Non ho mai detto di essere illuminato o al di fuori delle passioni..e vedere trattare argomenti di importanza assoluta con la spocchia dello snob che critica senza argomentare nulla ma poggiandosi solo sul senso comune..mi lascia fortemente irritato..
E' vent'anni che Osho è morto..e l'atteggiamento di critica che nasce dall'odio del 68 o i figli dei fiori è ormai datato..
Se ci sono delle critiche da fare che le si facciano che siamo qui a discutere ed io non mi sottraggo certamente..tra l'altro non sono l'ultimo arrivato in fatto di legittimazioni intellettuali e lo studio teorico di Guenon assieme alla pratica di Osho mi ha reso particolarmente duttile ad argomenti che in genere i neo sannyasin ti manderebbero al quel paese senza indugio..
Concordo con Dorjiev..che almeno argomentava e il discorso finiva per impossibilità concettuale a proseguire e non per scazzo da irritazione..

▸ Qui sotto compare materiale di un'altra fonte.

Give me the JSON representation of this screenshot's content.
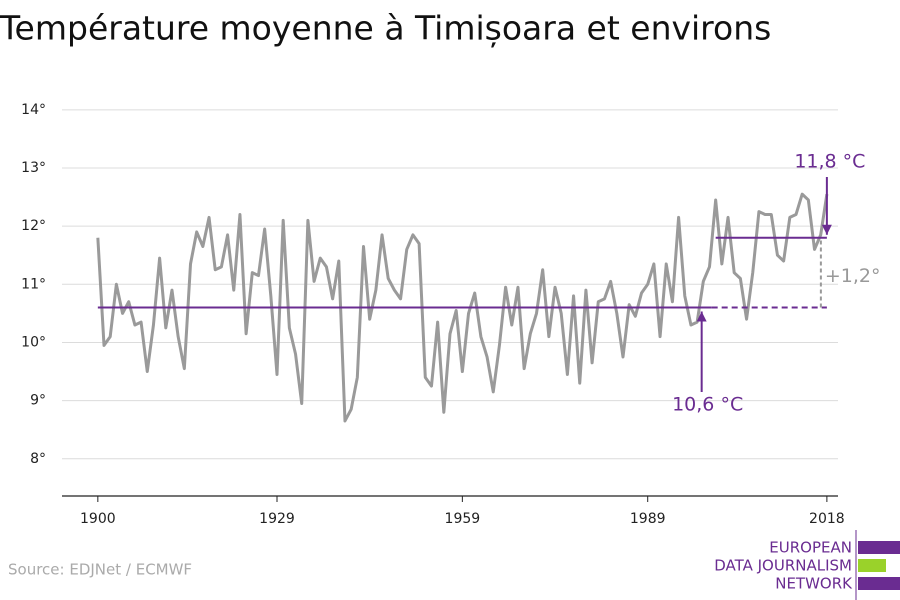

Ci vuol poco a dire che bramini falliti e pandit d'accatto che nuotano in salsa indù dimentichi del significato di ciò che dicono sono la negazione dello Spirito..e l'affermazione dell'ottusità..
Ma io non dico ciò..altrimenti non scriverei nel forum..
Se si vuol dire qualcosa si argomenti in modo sensato..altrimenti si taccia che magari qualcuno si trova per imbastire un discorso più interessante..e se non si trova il silenzio è molto più dignitoso e spiritualmente più importante..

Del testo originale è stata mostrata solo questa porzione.